O JPP veio hoje acusar o PSD e o PS de votarem contra os interesses dos madeirenses na Assembleia da República, muitas vezes contrariando o sentido de voto que tiveram na Assembleia Legislativa da Madeira.

Filipe Sousa atribui este comportamento ao facto dos dois partidos em causa serem completamente controlados pelos órgãos nacionais e “agachados” ao poder de Lisboa.

A acção política de hoje visou demonstrar a importância de que se reveste o voto no JPP, partido nascido na Região Autónoma da Madeira.

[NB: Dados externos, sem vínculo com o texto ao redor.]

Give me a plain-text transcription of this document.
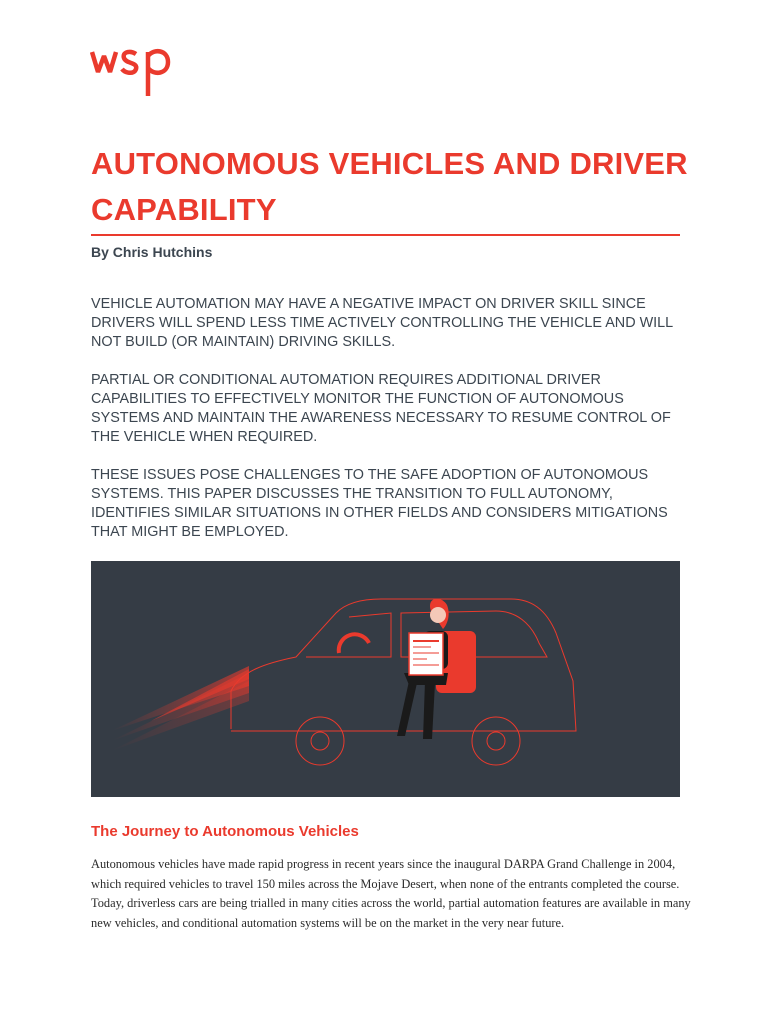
AUTONOMOUS VEHICLES AND DRIVER CAPABILITY
By Chris Hutchins

VEHICLE AUTOMATION MAY HAVE A NEGATIVE IMPACT ON DRIVER SKILL SINCE DRIVERS WILL SPEND LESS TIME ACTIVELY CONTROLLING THE VEHICLE AND WILL NOT BUILD (OR MAINTAIN) DRIVING SKILLS.

PARTIAL OR CONDITIONAL AUTOMATION REQUIRES ADDITIONAL DRIVER CAPABILITIES TO EFFECTIVELY MONITOR THE FUNCTION OF AUTONOMOUS SYSTEMS AND MAINTAIN THE AWARENESS NECESSARY TO RESUME CONTROL OF THE VEHICLE WHEN REQUIRED.

THESE ISSUES POSE CHALLENGES TO THE SAFE ADOPTION OF AUTONOMOUS SYSTEMS. THIS PAPER DISCUSSES THE TRANSITION TO FULL AUTONOMY, IDENTIFIES SIMILAR SITUATIONS IN OTHER FIELDS AND CONSIDERS MITIGATIONS THAT MIGHT BE EMPLOYED.

The Journey to Autonomous Vehicles

Autonomous vehicles have made rapid progress in recent years since the inaugural DARPA Grand Challenge in 2004, which required vehicles to travel 150 miles across the Mojave Desert, when none of the entrants completed the course. Today, driverless cars are being trialled in many cities across the world, partial automation features are available in many new vehicles, and conditional automation systems will be on the market in the very near future.
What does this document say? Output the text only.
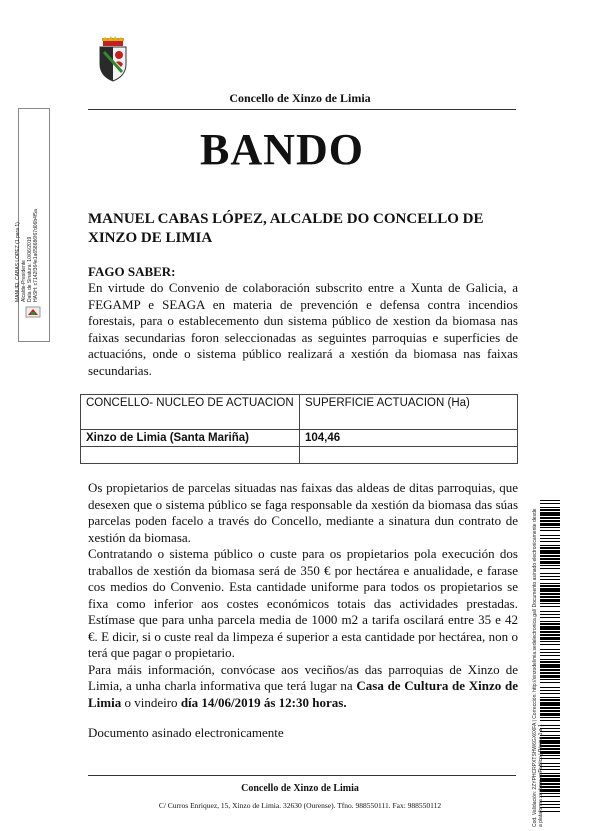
Concello de Xinzo de Limia
BANDO
MANUEL CABAS LÓPEZ, ALCALDE DO CONCELLO DE XINZO DE LIMIA
FAGO SABER:
En virtude do Convenio de colaboración subscrito entre a Xunta de Galicia, a FEGAMP e SEAGA en materia de prevención e defensa contra incendios forestais, para o establecemento dun sistema público de xestion da biomasa nas faixas secundarias foron seleccionadas as seguintes parroquias e superficies de actuacións, onde o sistema público realizará a xestión da biomasa nas faixas secundarias.
CONCELLO- NUCLEO DE ACTUACION	SUPERFICIE ACTUACION (Ha)
Xinzo de Limia (Santa Mariña)	104,46

Os propietarios de parcelas situadas nas faixas das aldeas de ditas parroquias, que desexen que o sistema público se faga responsable da xestión da biomasa das súas parcelas poden facelo a través do Concello, mediante a sinatura dun contrato de xestión da biomasa.
Contratando o sistema público o custe para os propietarios pola execución dos traballos de xestión da biomasa será de 350 € por hectárea e anualidade, e farase cos medios do Convenio. Esta cantidade uniforme para todos os propietarios se fixa como inferior aos costes económicos totais das actividades prestadas. Estímase que para unha parcela media de 1000 m2 a tarifa oscilará entre 35 e 42 €. E dicir, si o custe real da limpeza é superior a esta cantidade por hectárea, non o terá que pagar o propietario.
Para máis información, convócase aos veciños/as das parroquias de Xinzo de Limia, a unha charla informativa que terá lugar na Casa de Cultura de Xinzo de Limia o vindeiro día 14/06/2019 ás 12:30 horas.
Documento asinado electronicamente
Concello de Xinzo de Limia
C/ Curros Enriquez, 15, Xinzo de Limia. 32630 (Ourense). Tfno. 988550111. Fax: 988550112
MANUEL CABAS LOPEZ (1 para 1) Alcalde-Presidente Data de Sinatura: 10/06/2019 HASH: c7142f364e1a658686f67d06b4f5a
Cod. Validación: 2ZYPHCRPXTSHW6GX6XFA | Corrección: http://xinzodelimia.sedelectronica.gal/ Documento asinado electronicamente desde a plataforma xestiona esPublico | Páxina 1 a 1
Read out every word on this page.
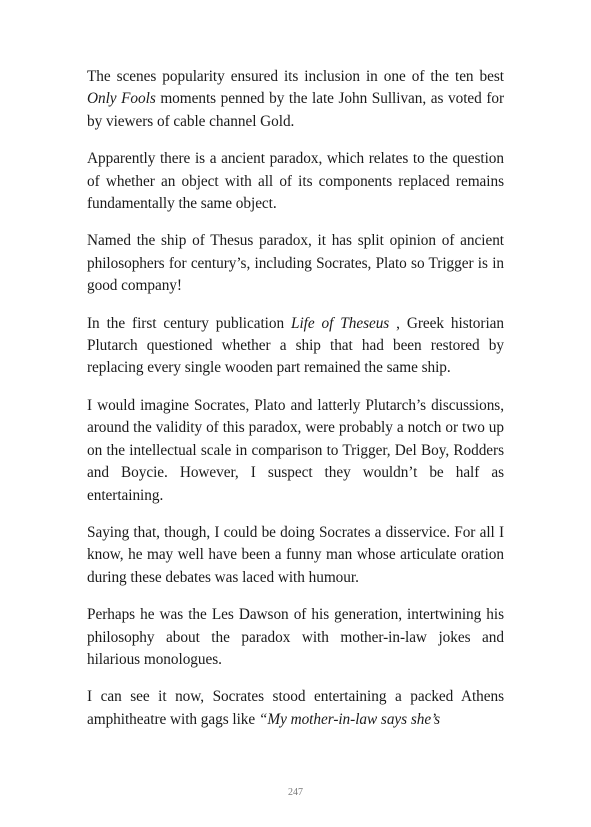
The scenes popularity ensured its inclusion in one of the ten best Only Fools moments penned by the late John Sullivan, as voted for by viewers of cable channel Gold.

Apparently there is a ancient paradox, which relates to the question of whether an object with all of its components replaced remains fundamentally the same object.

Named the ship of Thesus paradox, it has split opinion of ancient philosophers for century’s, including Socrates, Plato so Trigger is in good company!

In the first century publication Life of Theseus , Greek historian Plutarch questioned whether a ship that had been restored by replacing every single wooden part remained the same ship.

I would imagine Socrates, Plato and latterly Plutarch’s discussions, around the validity of this paradox, were probably a notch or two up on the intellectual scale in comparison to Trigger, Del Boy, Rodders and Boycie. However, I suspect they wouldn’t be half as entertaining.

Saying that, though, I could be doing Socrates a disservice. For all I know, he may well have been a funny man whose articulate oration during these debates was laced with humour.

Perhaps he was the Les Dawson of his generation, intertwining his philosophy about the paradox with mother-in-law jokes and hilarious monologues.

I can see it now, Socrates stood entertaining a packed Athens amphitheatre with gags like “My mother-in-law says she’s

247
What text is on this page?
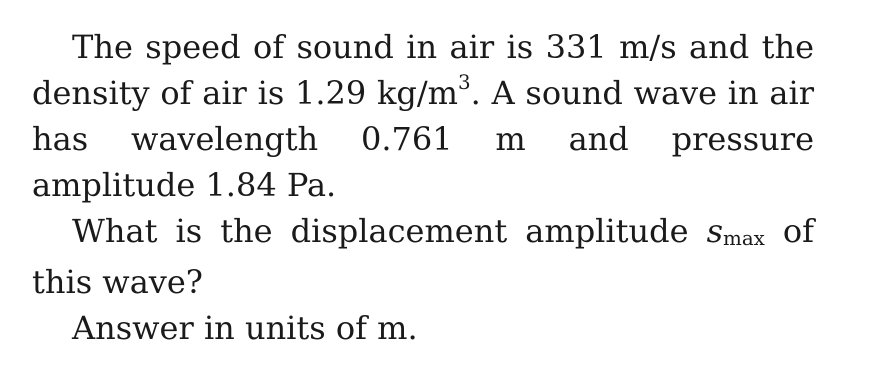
The speed of sound in air is 331 m/s and the density of air is 1.29 $kg/m^3$. A sound wave in air has wavelength 0.761 m and pressure amplitude 1.84 Pa.

What is the displacement amplitude smax of this wave?

Answer in units of m.
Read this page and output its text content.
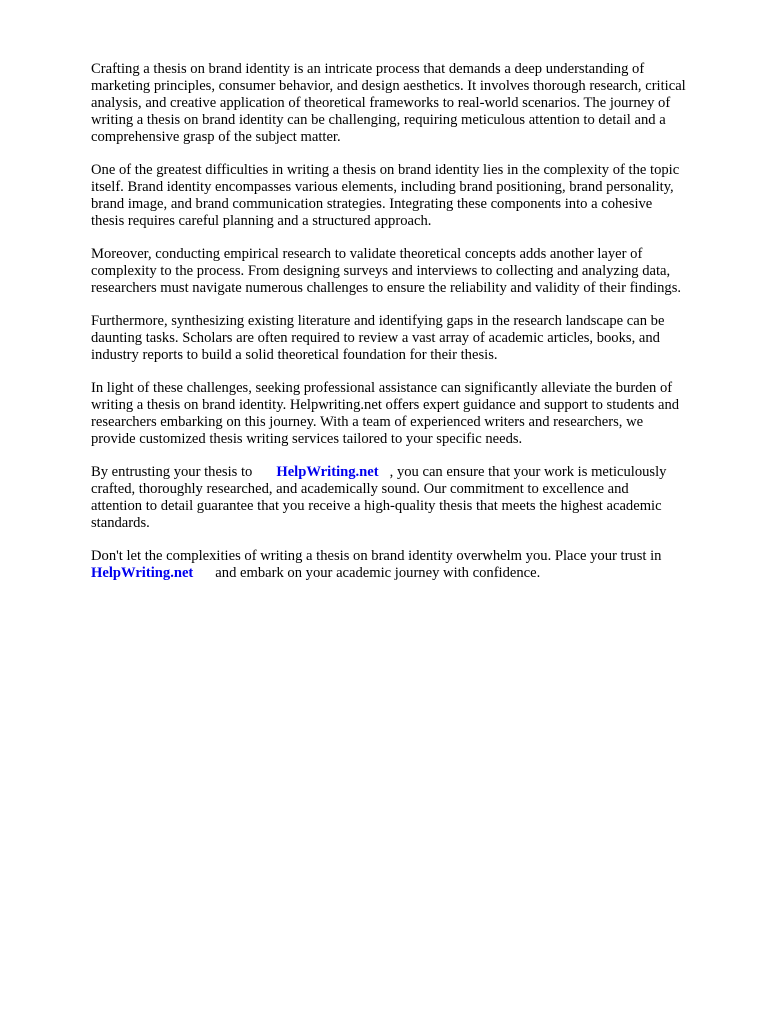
Crafting a thesis on brand identity is an intricate process that demands a deep understanding of
marketing principles, consumer behavior, and design aesthetics. It involves thorough research, critical
analysis, and creative application of theoretical frameworks to real-world scenarios. The journey of
writing a thesis on brand identity can be challenging, requiring meticulous attention to detail and a
comprehensive grasp of the subject matter.

One of the greatest difficulties in writing a thesis on brand identity lies in the complexity of the topic
itself. Brand identity encompasses various elements, including brand positioning, brand personality,
brand image, and brand communication strategies. Integrating these components into a cohesive
thesis requires careful planning and a structured approach.

Moreover, conducting empirical research to validate theoretical concepts adds another layer of
complexity to the process. From designing surveys and interviews to collecting and analyzing data,
researchers must navigate numerous challenges to ensure the reliability and validity of their findings.

Furthermore, synthesizing existing literature and identifying gaps in the research landscape can be
daunting tasks. Scholars are often required to review a vast array of academic articles, books, and
industry reports to build a solid theoretical foundation for their thesis.

In light of these challenges, seeking professional assistance can significantly alleviate the burden of
writing a thesis on brand identity. Helpwriting.net offers expert guidance and support to students and
researchers embarking on this journey. With a team of experienced writers and researchers, we
provide customized thesis writing services tailored to your specific needs.

By entrusting your thesis to HelpWriting.net , you can ensure that your work is meticulously
crafted, thoroughly researched, and academically sound. Our commitment to excellence and
attention to detail guarantee that you receive a high-quality thesis that meets the highest academic
standards.

Don't let the complexities of writing a thesis on brand identity overwhelm you. Place your trust in
HelpWriting.net and embark on your academic journey with confidence.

Para exemplificar o que tem acontecido, Filipe Sousa deu dois exemplos da incoerência do PSD e do PS relativamente a dois assuntos que são de extrema importância. Falou de uma iniciativa do JPP à Assembleia da República, aprovada na Madeira com os votos a favor do PS e a abstenção do PSD, e depois chumbada na República por esses mesmos partidos com a conivência dos deputados do PS e do PSD eleitos pela Madeira. A iniciativa pretendia a redução do IVA na electricidade, gás e internet.

Quanto à segunda iniciativa aprovada na Madeira e chumbada na República, incluindo pelos deputados eleitos pela Região, previa o fraccionamento do IMI até cinco prestações.

“São dois exemplos claros de que estes dois partidos são completamente controlados e agachados ao poder que vem de Lisboa”, disse o candidato, garantindo que o JPP marcará a diferença “porque é uma voz livre, genuína e de causas”.

Filipe Sousa afirma que o JPP é um partido já com provas dadas, e com medidas implementadas, nomeadamente em Santa Cruz, que hoje são imitadas por outros.

Além disso, é um partido que tem feito uma séria fiscalização dos actos do Governo Regional, mesmo tendo apenas cinco deputados.

“São estes exemplos que temos para mostrar ao povo da Madeira e para provar que a Região precisa de uma voz diferente na República e essa voz é a voz do JPP”, afiançou.